Sono giorni difficili per gli enti locali, affaccendati nel distribuire buoni spesa e aiuti vari, senza dimenticare l’attenzione per la due giorni di Pasqua e Pasquetta sotto il profilo dei controlli. Si diceva dei bonus, finalmente distribuiti un po’ in tutti i Comuni del Lazio, anche se come testimoniano gli stessi sindaci e amministratori locali, a fare la differenza è stato soprattutto un altro fattore.

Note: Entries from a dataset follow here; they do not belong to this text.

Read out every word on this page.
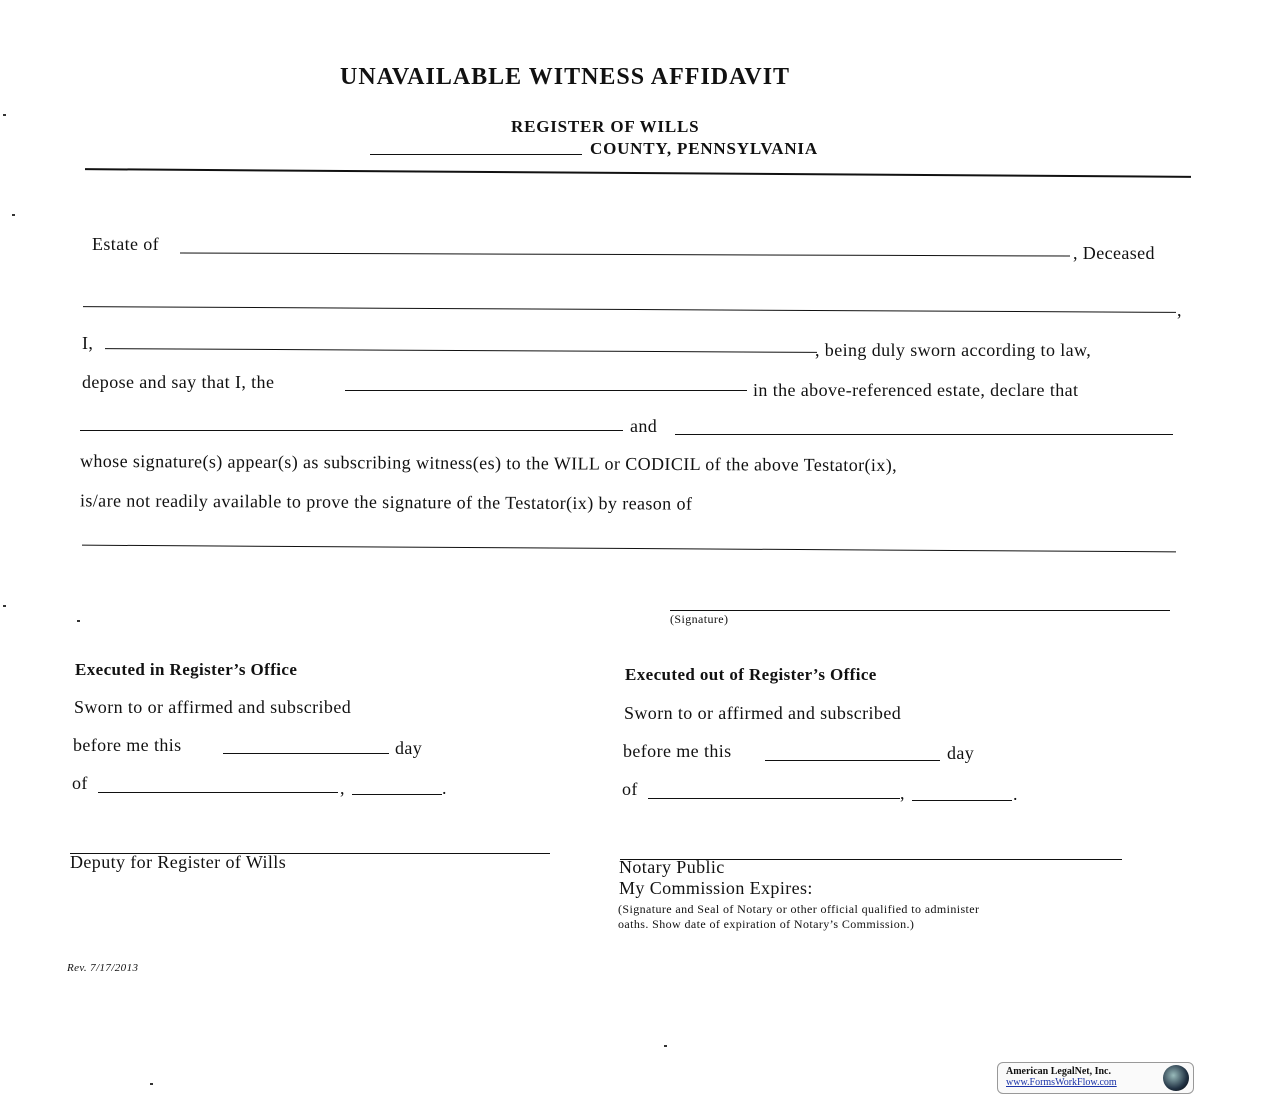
UNAVAILABLE WITNESS AFFIDAVIT
REGISTER OF WILLS
COUNTY, PENNSYLVANIA
Estate of	, Deceased
,
I,	, being duly sworn according to law,
depose and say that I, the	in the above-referenced estate, declare that
and
whose signature(s) appear(s) as subscribing witness(es) to the WILL or CODICIL of the above Testator(ix),
is/are not readily available to prove the signature of the Testator(ix) by reason of
(Signature)
Executed in Register’s Office
Sworn to or affirmed and subscribed
before me this	day
of	,	.
Deputy for Register of Wills
Executed out of Register’s Office
Sworn to or affirmed and subscribed
before me this	day
of	,	.
Notary Public
My Commission Expires:
(Signature and Seal of Notary or other official qualified to administer
oaths. Show date of expiration of Notary’s Commission.)
Rev. 7/17/2013
American LegalNet, Inc.
www.FormsWorkFlow.com
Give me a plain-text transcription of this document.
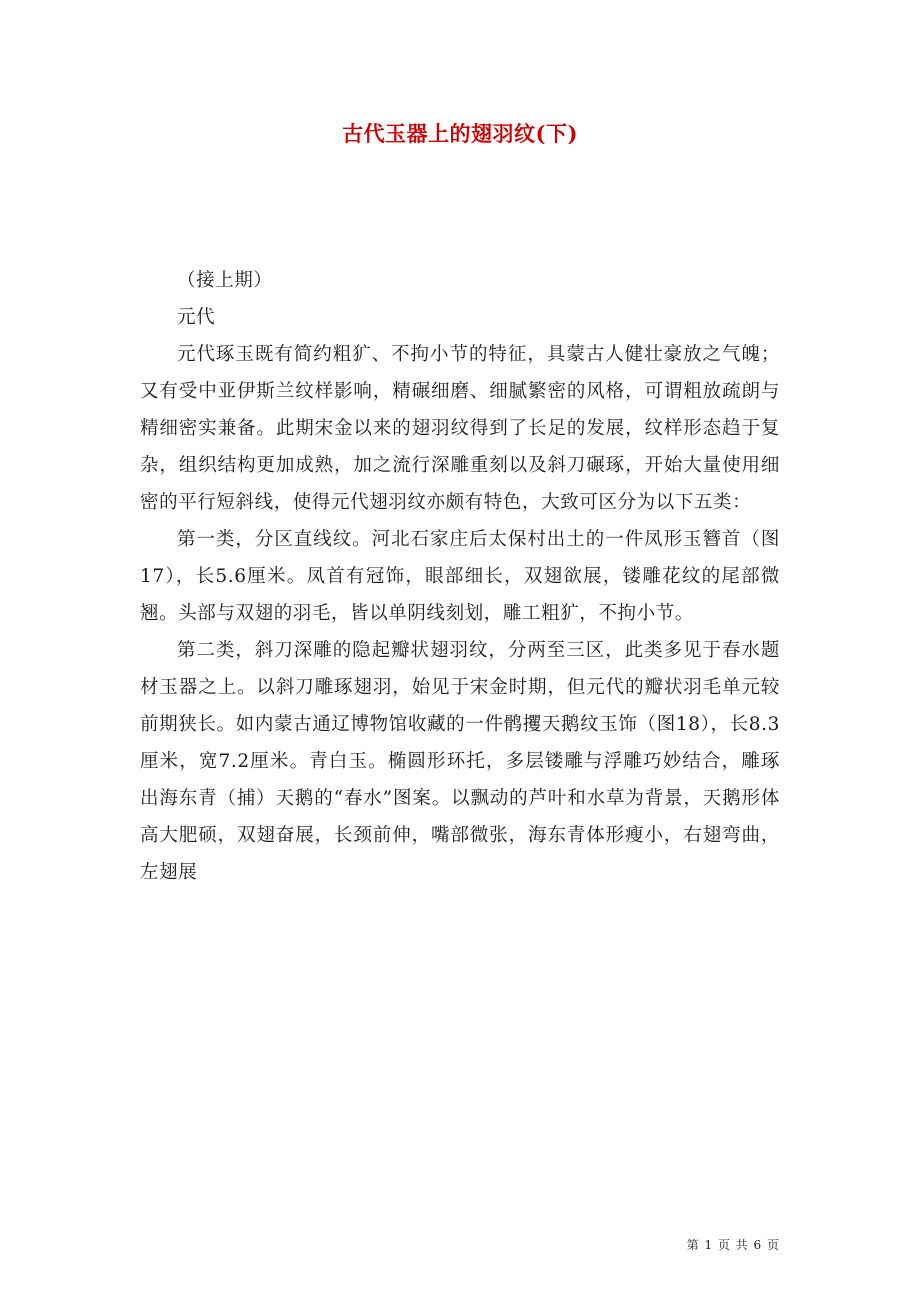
古代玉器上的翅羽纹(下)

（接上期）

元代

元代琢玉既有简约粗犷、不拘小节的特征，具蒙古人健壮豪放之气魄；又有受中亚伊斯兰纹样影响，精碾细磨、细腻繁密的风格，可谓粗放疏朗与精细密实兼备。此期宋金以来的翅羽纹得到了长足的发展，纹样形态趋于复杂，组织结构更加成熟，加之流行深雕重刻以及斜刀碾琢，开始大量使用细密的平行短斜线，使得元代翅羽纹亦颇有特色，大致可区分为以下五类：

第一类，分区直线纹。河北石家庄后太保村出土的一件凤形玉簪首（图17），长5.6厘米。凤首有冠饰，眼部细长，双翅欲展，镂雕花纹的尾部微翘。头部与双翅的羽毛，皆以单阴线刻划，雕工粗犷，不拘小节。

第二类，斜刀深雕的隐起瓣状翅羽纹，分两至三区，此类多见于春水题材玉器之上。以斜刀雕琢翅羽，始见于宋金时期，但元代的瓣状羽毛单元较前期狭长。如内蒙古通辽博物馆收藏的一件鹘攫天鹅纹玉饰（图18），长8.3厘米，宽7.2厘米。青白玉。椭圆形环托，多层镂雕与浮雕巧妙结合，雕琢出海东青（捕）天鹅的“春水”图案。以飘动的芦叶和水草为背景，天鹅形体高大肥硕，双翅奋展，长颈前伸，嘴部微张，海东青体形瘦小，右翅弯曲，左翅展

第 1 页 共 6 页
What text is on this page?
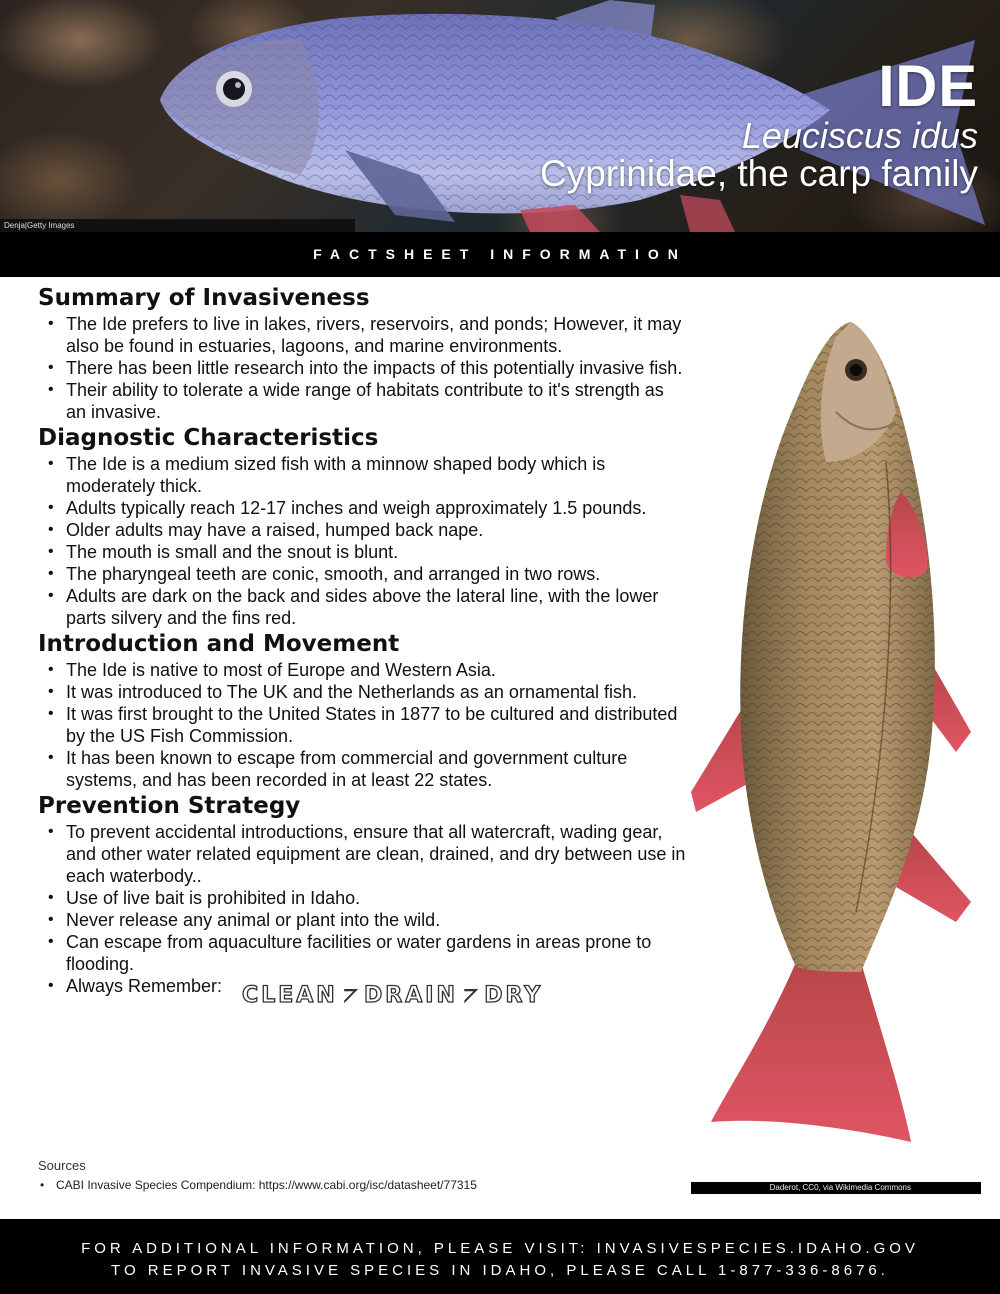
IDE
Leuciscus idus
Cyprinidae, the carp family
Denja|Getty Images
FACTSHEET INFORMATION
Summary of Invasiveness
• The Ide prefers to live in lakes, rivers, reservoirs, and ponds; However, it may also be found in estuaries, lagoons, and marine environments.
• There has been little research into the impacts of this potentially invasive fish.
• Their ability to tolerate a wide range of habitats contribute to it's strength as an invasive.
Diagnostic Characteristics
• The Ide is a medium sized fish with a minnow shaped body which is moderately thick.
• Adults typically reach 12-17 inches and weigh approximately 1.5 pounds.
• Older adults may have a raised, humped back nape.
• The mouth is small and the snout is blunt.
• The pharyngeal teeth are conic, smooth, and arranged in two rows.
• Adults are dark on the back and sides above the lateral line, with the lower parts silvery and the fins red.
Introduction and Movement
• The Ide is native to most of Europe and Western Asia.
• It was introduced to The UK and the Netherlands as an ornamental fish.
• It was first brought to the United States in 1877 to be cultured and distributed by the US Fish Commission.
• It has been known to escape from commercial and government culture systems, and has been recorded in at least 22 states.
Prevention Strategy
• To prevent accidental introductions, ensure that all watercraft, wading gear, and other water related equipment are clean, drained, and dry between use in each waterbody..
• Use of live bait is prohibited in Idaho.
• Never release any animal or plant into the wild.
• Can escape from aquaculture facilities or water gardens in areas prone to flooding.
• Always Remember: CLEAN ⦢ DRAIN ⦢ DRY
Sources
• CABI Invasive Species Compendium: https://www.cabi.org/isc/datasheet/77315	Daderot, CC0, via Wikimedia Commons
FOR ADDITIONAL INFORMATION, PLEASE VISIT: INVASIVESPECIES.IDAHO.GOV
TO REPORT INVASIVE SPECIES IN IDAHO, PLEASE CALL 1-877-336-8676.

Decisivo per tamponare l’emergenza cibo e povertà in generale: “Si è innestata una ridistribuzione della ricchezza su base spontanea – afferma il sindaco di Allumiere Antonio Pasquini – è un aspetto davvero straordinario”. Gli fanno ecco anche i colleghi di Tolfa, Cerveteri e l’assessore ai servizi sociali di Civitavecchia Alessandra Riccetti: “C’è un grande senso di comunità, questa è una battaglia che ci cambierà la vita”, afferma Landi. “Si è registrato uno spirito di solidarietà bellissimo e una grande voglia di aiutare chi vive in condizioni di criticità”, ha commentato Pascucci. “Non fosse stato per questi aiuti spontanei non ce l’avremmo fatta a metterci una pezza”, è il commento di Alessandra Riccetti.